The financial implications of tray optimisation have been thoroughly evaluated. Farrokhi et al. [
27] developed a lean methodology, resulting in a 70% reduction. This lean approach consists of a 5S approach: sort, simplify, sweep, standardise, and self-discipline. Extrapolating this to the entire hospital led to approximately USD 2.8 million in cost savings within a year. Additionally, various studies have demonstrated reductions in instruments, leading to sustained cost reductions through alternative methodologies for SIT optimisation [
11,
28]. Hence, it can be concluded that tray optimisation consistently results in cost reductions.
The current study has several limitations. Most notably, none of the gynaecologists were blinded to the research objective. According to the Hawthorne effect, this lack of blinding might have induced behavioural changes aiming to influence research outcomes. These changes could involve unnatural instrument usage to ensure future availability. Nevertheless, the gynaecologists received specific instructions not to alter their regular instrument use in any way.

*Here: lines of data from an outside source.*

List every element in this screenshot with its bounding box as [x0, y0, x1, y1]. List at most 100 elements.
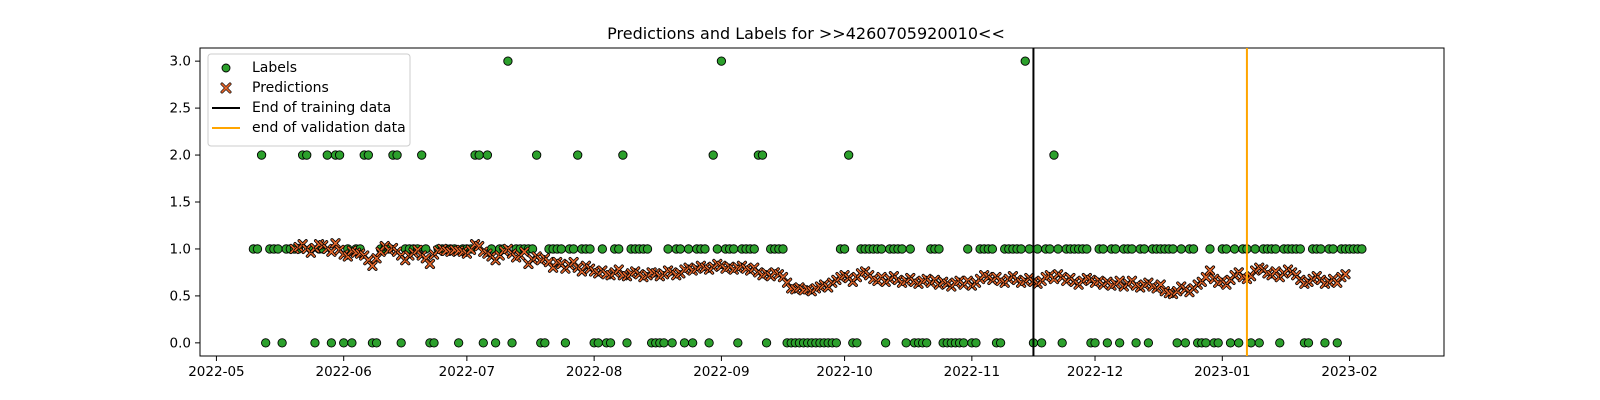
label-point [1295, 244, 1305, 254]
legend-labels-marker [221, 63, 231, 73]
predictions-series [289, 238, 1351, 300]
label-point [1188, 244, 1199, 254]
label-point [729, 244, 739, 254]
y-tick-label: 0.5 [170, 288, 191, 304]
label-point [618, 150, 628, 160]
label-point [880, 338, 891, 348]
label-point [490, 338, 501, 348]
label-point [778, 244, 788, 254]
prediction-point [1204, 265, 1216, 276]
label-point [1045, 244, 1055, 254]
label-point [396, 338, 406, 348]
label-point [478, 338, 488, 348]
label-point [507, 338, 517, 348]
label-point [963, 244, 973, 254]
label-point [302, 150, 312, 160]
y-tick-label: 1.5 [170, 195, 191, 211]
label-point [322, 150, 332, 160]
label-point [642, 244, 653, 254]
prediction-point [424, 258, 436, 270]
label-point [1205, 244, 1215, 254]
label-point [1037, 338, 1047, 348]
label-point [839, 244, 850, 254]
label-point [560, 338, 571, 348]
x-tick-label: 2022-08 [566, 364, 622, 380]
label-point [1180, 338, 1190, 348]
label-point [1139, 244, 1149, 254]
prediction-point [1340, 269, 1351, 280]
label-point [688, 338, 698, 348]
label-point [1250, 244, 1260, 254]
label-point [540, 338, 550, 348]
label-point [597, 244, 607, 254]
label-point [831, 338, 842, 348]
label-point [605, 338, 616, 348]
label-point [392, 150, 402, 160]
x-tick-label: 2022-09 [693, 364, 749, 380]
label-point [1024, 244, 1034, 254]
label-point [417, 150, 427, 160]
label-point [749, 244, 759, 254]
label-point [987, 244, 998, 254]
label-point [1221, 244, 1232, 254]
label-point [339, 338, 349, 348]
x-tick-label: 2022-07 [439, 364, 495, 380]
label-point [585, 244, 595, 254]
prediction-point [367, 260, 378, 271]
label-point [1225, 338, 1236, 348]
label-point [532, 150, 542, 160]
vertical-lines [1032, 48, 1248, 356]
label-point [1176, 244, 1186, 254]
label-point [482, 150, 493, 160]
label-point [995, 338, 1006, 348]
y-tick-label: 0.0 [170, 335, 191, 351]
label-point [474, 150, 484, 160]
label-point [704, 338, 714, 348]
label-point [573, 150, 583, 160]
y-tick-label: 1.0 [170, 241, 191, 257]
label-point [761, 338, 772, 348]
label-point [876, 244, 887, 254]
label-point [901, 338, 911, 348]
label-point [454, 338, 464, 348]
prediction-point [1155, 279, 1166, 290]
chart-title: Predictions and Labels for >>42607059200… [607, 24, 1005, 43]
x-tick-label: 2022-05 [188, 364, 244, 380]
label-point [708, 150, 718, 160]
legend-predictions-text: Predictions [252, 80, 329, 96]
label-point [261, 338, 271, 348]
label-point [1271, 244, 1281, 254]
label-point [1082, 244, 1092, 254]
prediction-point [326, 246, 337, 257]
label-point [1102, 338, 1112, 348]
label-point [1275, 338, 1285, 348]
label-point [326, 338, 337, 348]
label-point [675, 244, 686, 254]
label-point [1246, 338, 1256, 348]
label-point [716, 56, 727, 66]
x-tick-label: 2022-10 [816, 364, 872, 380]
x-tick-label: 2023-02 [1321, 364, 1377, 380]
label-point [1098, 244, 1108, 254]
legend-training-text: End of training data [252, 100, 391, 116]
label-point [844, 150, 854, 160]
label-point [958, 338, 969, 348]
label-point [1172, 338, 1182, 348]
label-point [1115, 338, 1125, 348]
y-tick-label: 3.0 [170, 54, 191, 70]
label-point [252, 244, 263, 254]
label-point [1032, 244, 1043, 254]
label-point [1168, 244, 1178, 254]
label-point [852, 338, 862, 348]
label-point [371, 338, 382, 348]
label-point [1229, 244, 1240, 254]
label-point [971, 338, 981, 348]
label-point [1357, 244, 1367, 254]
label-point [503, 56, 513, 66]
x-tick-label: 2022-12 [1067, 364, 1123, 380]
legend-validation-text: end of validation data [252, 120, 406, 136]
label-point [1143, 338, 1154, 348]
y-tick-label: 2.5 [170, 101, 191, 117]
label-point [1020, 56, 1030, 66]
prediction-point [371, 253, 382, 264]
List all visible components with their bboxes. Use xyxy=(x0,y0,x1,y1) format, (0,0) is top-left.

Secondly, the number of procedures observed to obtain actual IU in this research was relatively small. It is possible that seldom-used instruments were not recorded during this study. Nonetheless, the methodology has demonstrated its efficacy in a contemporary hospital environment and is also adaptable to other specialties. Moreover, the one-year follow-up period indicated no adjustments made due to missing instruments.
Lastly, the manual counting of IU in the OR introduces a risk of registration errors. Future work should focus on enhancing the scalability of the proposed methodology, which is currently limited unless data collection becomes automated, thereby reducing registration errors. To structurally improve the durability of the supply of sterile surgical instruments, continuous optimisation of SIT compositions based on current usage data is essential. These data should be automatically analysed, for instance, through video-based recognition and registration in the OR.

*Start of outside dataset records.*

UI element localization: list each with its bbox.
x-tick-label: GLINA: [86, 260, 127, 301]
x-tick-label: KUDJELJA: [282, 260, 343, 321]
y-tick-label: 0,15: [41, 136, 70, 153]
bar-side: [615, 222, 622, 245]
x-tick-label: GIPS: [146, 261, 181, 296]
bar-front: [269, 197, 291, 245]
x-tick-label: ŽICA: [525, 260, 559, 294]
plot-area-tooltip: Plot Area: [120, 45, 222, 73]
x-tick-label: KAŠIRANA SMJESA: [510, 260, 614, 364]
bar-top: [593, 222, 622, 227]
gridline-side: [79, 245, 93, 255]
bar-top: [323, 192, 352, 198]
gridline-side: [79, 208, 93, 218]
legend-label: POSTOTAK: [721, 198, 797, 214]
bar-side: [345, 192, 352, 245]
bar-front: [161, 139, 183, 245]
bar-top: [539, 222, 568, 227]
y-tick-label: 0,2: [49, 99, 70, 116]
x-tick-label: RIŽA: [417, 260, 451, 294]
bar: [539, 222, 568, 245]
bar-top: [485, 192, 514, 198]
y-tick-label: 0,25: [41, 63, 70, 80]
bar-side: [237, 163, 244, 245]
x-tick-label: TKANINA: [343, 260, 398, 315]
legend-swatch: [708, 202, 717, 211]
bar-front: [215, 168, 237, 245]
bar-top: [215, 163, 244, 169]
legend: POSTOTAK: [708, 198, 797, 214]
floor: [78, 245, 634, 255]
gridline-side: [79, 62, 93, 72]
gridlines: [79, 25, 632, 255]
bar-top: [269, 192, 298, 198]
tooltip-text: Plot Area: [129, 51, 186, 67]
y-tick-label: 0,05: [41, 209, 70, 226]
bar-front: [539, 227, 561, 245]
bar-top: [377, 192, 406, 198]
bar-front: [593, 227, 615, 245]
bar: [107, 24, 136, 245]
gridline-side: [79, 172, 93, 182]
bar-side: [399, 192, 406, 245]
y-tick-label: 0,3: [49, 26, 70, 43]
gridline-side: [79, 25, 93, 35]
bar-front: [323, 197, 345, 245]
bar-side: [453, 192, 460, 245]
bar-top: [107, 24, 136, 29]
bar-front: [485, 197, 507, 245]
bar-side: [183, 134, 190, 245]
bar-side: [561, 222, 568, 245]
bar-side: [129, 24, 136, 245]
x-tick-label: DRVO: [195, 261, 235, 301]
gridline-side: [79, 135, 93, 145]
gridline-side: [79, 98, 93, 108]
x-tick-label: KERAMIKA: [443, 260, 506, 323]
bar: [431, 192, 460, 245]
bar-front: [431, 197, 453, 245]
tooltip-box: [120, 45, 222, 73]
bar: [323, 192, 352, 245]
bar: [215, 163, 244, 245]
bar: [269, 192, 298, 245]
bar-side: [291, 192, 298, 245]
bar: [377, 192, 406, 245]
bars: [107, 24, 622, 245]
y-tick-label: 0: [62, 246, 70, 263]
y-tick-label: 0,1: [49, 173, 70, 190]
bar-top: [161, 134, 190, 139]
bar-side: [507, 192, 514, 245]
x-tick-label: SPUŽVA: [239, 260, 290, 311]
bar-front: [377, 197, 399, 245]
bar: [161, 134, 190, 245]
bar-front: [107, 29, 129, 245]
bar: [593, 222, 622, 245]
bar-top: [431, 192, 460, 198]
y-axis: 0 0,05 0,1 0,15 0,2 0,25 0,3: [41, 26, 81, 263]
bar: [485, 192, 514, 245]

Subsequent research should prioritise achieving more substantial reductions by reducing tray size or quantity through integrating the clustering of similar instruments and incorporating replicated ERs in updated versions of the CM. This approach will help avoid more unnecessary resource use. The validation phase showed a considerable risk of missing instruments during surgery with higher cut-off points (10 or 20%). However, when combined with input from the gynaecologists, similar reductions were achieved without any missed instruments in subsequent procedures. Theoretically, artificial intelligence should be able to replicate expert input for larger datasets and potentially compose specific SITs for specific medical specialists or patients. The capability to automatically distinguish between specific instruments used for specific patients and track procedural phases through instrument usage is expected to be integrated into future ORs.